The Kaiser-Permanente Excellence in Teaching Awards were presented to one outstanding teacher in the first and second year pre-clinical subjects and one outstanding teacher in clinical subjects. The Kaiser-Permanente Pre-clinical Award was presented to Dr. Richard Kasuya, Professor of Medicine. The Kaiser-Permanente Clinical Award was given to Dr. Emilio Ganitano, Assistant Professor of Medicine.

Dr. Richard Kasuya, Professor of Medicine, was also recognized with the John M. Hardman, MD Award for Mentoring in Teaching. It is presented to a professor selected by all students within the medical school and is given to the faculty member who best emulates Dr. Hardman‘s passion, grace, and devotion to foster the students‘ intellectual, professional, and personal growth.

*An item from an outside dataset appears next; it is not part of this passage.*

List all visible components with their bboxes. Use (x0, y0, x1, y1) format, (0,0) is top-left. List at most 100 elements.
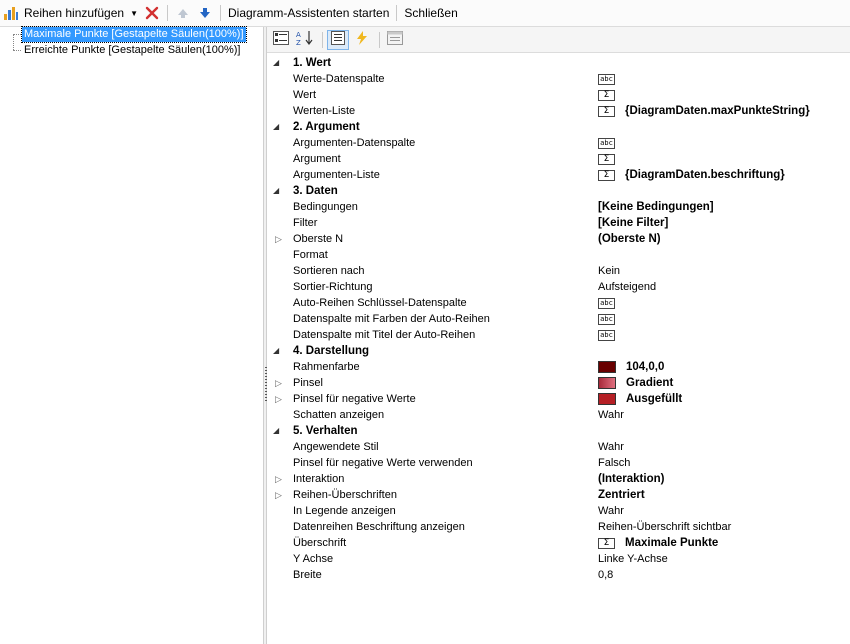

The generosity of four kamaʻaina families and a foundation was also highlighted. These families‘ and foundation‘s philanthropic gifts provided several scholarships to medical students throughout their four years of study. The E. E. Black Scholarships, the Nadine Alexander Kahanamoku Scholarships, the Wanda Jane Pavela Scholarships, the Weinman Fellowhips and the John A. Burns Foundation Scholarships for Entering Medical Students provided $555,736 of financial awards to 60 medical students in 2008. Thirteen of those students received their MD degrees at commencement on May 18, 2008.